5

I am trying to build a system for my company which wants to check for unusual/abusive pattern of users (mainly web scrapers).

Currently the logic I have implemented parses the http access logs and takes into account the following parameters to calculate the potential of a user being a scraper or bot:

  1. It checks v/s HTTP 'POST/GET' requests ratio for each IP

  2. It calculates the ratio of unique URLs and total number of hits (sparsity) by each IP

Based on the above two parameters, we try to block any IP showing unusual behaviour, but these two parameters alone have not been sufficient for bot detection. Thus I would like to know:

  1. Are there any other parameters which can be included to improve the detection?

  2. I found a paper published in ACM library which follows the Bayesian approach to detect a crawler. Has anyone used this? How effective is this?

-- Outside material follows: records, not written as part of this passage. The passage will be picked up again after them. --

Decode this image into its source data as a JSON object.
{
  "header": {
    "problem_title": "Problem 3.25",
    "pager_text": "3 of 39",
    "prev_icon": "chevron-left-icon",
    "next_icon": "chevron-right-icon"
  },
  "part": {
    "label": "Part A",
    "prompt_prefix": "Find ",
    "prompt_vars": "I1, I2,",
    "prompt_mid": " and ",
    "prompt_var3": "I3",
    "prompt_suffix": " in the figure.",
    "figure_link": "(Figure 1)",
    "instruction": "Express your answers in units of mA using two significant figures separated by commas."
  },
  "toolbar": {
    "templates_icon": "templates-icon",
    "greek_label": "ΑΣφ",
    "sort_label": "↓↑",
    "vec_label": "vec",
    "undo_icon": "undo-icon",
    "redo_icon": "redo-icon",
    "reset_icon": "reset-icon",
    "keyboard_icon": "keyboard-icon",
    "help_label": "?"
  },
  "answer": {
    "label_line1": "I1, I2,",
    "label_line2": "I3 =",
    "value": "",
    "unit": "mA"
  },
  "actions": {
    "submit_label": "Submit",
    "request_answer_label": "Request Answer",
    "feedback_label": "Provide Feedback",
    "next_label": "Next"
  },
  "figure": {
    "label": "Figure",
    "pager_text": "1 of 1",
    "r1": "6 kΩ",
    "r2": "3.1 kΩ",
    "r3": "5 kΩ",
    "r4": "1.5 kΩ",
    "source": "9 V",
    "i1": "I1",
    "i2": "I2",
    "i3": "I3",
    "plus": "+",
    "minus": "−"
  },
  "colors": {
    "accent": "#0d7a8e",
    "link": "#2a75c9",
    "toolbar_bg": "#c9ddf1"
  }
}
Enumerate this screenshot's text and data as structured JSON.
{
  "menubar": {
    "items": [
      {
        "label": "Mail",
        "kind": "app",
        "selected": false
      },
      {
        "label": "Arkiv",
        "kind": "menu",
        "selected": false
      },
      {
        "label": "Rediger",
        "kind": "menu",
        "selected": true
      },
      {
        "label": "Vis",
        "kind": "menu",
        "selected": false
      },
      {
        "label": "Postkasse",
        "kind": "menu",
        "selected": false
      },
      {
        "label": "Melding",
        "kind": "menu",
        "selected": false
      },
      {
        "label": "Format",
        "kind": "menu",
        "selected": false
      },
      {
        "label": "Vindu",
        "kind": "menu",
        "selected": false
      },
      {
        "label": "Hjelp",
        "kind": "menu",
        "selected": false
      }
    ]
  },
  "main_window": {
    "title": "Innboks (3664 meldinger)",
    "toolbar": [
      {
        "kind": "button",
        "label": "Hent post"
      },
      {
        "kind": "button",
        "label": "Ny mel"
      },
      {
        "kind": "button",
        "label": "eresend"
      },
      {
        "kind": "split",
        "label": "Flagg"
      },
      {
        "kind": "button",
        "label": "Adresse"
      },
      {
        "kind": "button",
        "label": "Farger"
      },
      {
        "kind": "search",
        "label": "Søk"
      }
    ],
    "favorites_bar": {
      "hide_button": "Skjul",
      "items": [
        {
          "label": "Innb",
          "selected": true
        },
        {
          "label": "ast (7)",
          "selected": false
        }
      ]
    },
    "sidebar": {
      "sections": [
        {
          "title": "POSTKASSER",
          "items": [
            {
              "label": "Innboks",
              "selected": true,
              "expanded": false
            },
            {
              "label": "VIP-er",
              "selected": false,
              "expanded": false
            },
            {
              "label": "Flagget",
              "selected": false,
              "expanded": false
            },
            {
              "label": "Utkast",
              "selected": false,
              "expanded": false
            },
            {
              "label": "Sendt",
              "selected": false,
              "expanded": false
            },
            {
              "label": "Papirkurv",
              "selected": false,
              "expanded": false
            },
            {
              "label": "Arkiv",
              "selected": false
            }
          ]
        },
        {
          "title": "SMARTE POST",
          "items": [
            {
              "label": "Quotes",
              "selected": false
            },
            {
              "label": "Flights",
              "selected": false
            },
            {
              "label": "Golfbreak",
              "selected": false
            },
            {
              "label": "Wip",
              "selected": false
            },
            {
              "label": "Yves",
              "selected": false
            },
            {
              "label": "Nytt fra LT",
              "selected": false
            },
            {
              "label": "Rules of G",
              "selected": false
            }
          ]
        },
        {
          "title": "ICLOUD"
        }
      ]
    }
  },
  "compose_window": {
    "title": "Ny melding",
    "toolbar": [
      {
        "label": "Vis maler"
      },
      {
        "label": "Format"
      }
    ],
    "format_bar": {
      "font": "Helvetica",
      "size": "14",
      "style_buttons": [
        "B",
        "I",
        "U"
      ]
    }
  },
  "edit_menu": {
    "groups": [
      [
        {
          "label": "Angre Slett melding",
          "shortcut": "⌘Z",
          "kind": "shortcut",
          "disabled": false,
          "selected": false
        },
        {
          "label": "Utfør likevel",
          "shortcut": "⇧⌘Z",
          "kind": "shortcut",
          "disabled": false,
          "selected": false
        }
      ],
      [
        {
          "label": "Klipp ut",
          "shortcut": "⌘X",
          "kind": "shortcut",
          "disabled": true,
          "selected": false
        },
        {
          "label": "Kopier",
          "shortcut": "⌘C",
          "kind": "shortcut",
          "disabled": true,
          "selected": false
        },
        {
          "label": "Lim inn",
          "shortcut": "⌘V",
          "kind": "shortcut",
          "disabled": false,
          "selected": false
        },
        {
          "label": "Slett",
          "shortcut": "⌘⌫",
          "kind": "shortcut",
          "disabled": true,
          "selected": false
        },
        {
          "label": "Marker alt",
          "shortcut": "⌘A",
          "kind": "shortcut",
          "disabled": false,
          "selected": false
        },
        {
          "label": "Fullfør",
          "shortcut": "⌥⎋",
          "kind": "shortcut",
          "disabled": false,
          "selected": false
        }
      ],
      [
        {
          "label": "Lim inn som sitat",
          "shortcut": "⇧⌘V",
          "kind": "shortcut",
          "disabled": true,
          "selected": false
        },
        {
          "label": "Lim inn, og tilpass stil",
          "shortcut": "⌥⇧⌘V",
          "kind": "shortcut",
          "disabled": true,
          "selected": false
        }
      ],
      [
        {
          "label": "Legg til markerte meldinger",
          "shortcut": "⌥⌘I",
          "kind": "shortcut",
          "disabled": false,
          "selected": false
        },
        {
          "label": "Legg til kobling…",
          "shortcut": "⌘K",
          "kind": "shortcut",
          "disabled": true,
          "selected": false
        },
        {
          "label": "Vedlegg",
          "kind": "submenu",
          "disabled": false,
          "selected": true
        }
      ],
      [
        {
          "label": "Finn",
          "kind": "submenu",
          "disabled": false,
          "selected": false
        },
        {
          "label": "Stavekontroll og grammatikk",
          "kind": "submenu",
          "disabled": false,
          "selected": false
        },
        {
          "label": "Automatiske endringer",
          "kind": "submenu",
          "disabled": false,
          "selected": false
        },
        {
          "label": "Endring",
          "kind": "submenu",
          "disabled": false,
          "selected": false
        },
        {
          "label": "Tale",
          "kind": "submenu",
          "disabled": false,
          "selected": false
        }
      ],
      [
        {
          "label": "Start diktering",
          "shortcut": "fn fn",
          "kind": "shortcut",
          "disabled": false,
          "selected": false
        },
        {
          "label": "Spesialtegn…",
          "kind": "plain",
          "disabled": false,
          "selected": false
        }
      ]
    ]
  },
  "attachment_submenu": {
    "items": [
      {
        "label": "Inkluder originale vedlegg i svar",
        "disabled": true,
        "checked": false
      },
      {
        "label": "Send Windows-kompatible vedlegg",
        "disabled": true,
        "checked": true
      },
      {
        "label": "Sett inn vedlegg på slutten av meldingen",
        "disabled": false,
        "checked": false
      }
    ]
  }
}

  3. Stack Overflow and other high traffic sites have such kind of systems deployed, what logic do they follow to keep unwanted spammers/crawlers away in real time?

dimo414
  • 403

5 Answers5

6

What are you trying to protect against? Is the concern that the bot will use excessive bandwidth or that they will get a copy of all your website content?

In either case an analysis of the log file after the fact will do nothing to prevent either. If you are concerned with someone stealing your content, what good does it do know that someone just did it last night? A little like locking the door after you have been robbed.

Much better to simply implement bandwidth throttling, simply limit the number of pages per unit time (minute/hour whatever) that you website will deliver to a specific IP address, or better still a block of IP addresses.

Remember that someone trying to steal your content may be very clever. The most likely will use multiple IP addresses.

Also be aware that there are hardware appliances that can be installed in a data center to do this in real-time.

JonnyBoats
  • 1,793
1

Just embed some invisible links in your html. Anyone that follows one is a robot or scraper.

ddyer
  • 4,078
1

Examine the frequency at which requests are coming in, and if it is exceedingly high, throttle the requests. This way, you are not blocking anyone, and yet nobody can consume too much bandwidth.

Mike Nakis
  • 32,803
1

I like requests-per-session-per-second, sessions-per-IP, and request pace over time.

The first - requests-per-session-per-second - will almost invaribly be different between humans and bots.

The second - sessions-per-IP - might appear to be easy to do, but you probably won't be able to tell the difference between a large number of users behind a NAT/firewall -and- a multithreaded bot. It's probably a good "additonal indicator", however.

The third - request pace over time - requires a little explaining. Bots tend to have their own analysis pace, processing "lag", and turnaround time between page requests. Depending upon what they're doing, a bot can retrieve and parse tens-of-kilobytes of webpage content without flinching, and turn around and make yet another request. However, this doesn't differ from what a human might do when, say, they immediately see a link they want, and click on it before the rest of the page loads.

However, a human - even one that frequently visits your site - will likely only remember how to quickly navigate the first few levels of your site using this method. After a few levels, the human will likely "slow down", and read more content/take more time to process what they've requested. A bot, on the other hand, will continue at their original pace throughout its entire interaction with your site.

Based upon this, I'd say any session that quickly (more-than-humanly-possible?) processes the retrieved content should be initially categorized a bot, but not cut off. If, after two, perhaps three levels of navigation into your site the session still continues to make "faster-than-human" requests, definitively call it a bot, and cut it off.

If a human can actually achieve such a high and sustained interaction with your site, you probably have to redesign your site anyway (lol), and either give the user shortcuts to deep portions of your site, or "flatten" your site altogether.

ka9cql
  • 306
0

This isn't an answer to the question since a feasible way to distinguish between ethical and voluntary non-ethical access of web pages doesn't exist.

What can be done about avoiding flooding is to split the content of web site's pages in static and non-static and deliver the static content form a network of CDNs and non-static content from a cluster of web servers that dynamically scale according to the load on the nodes.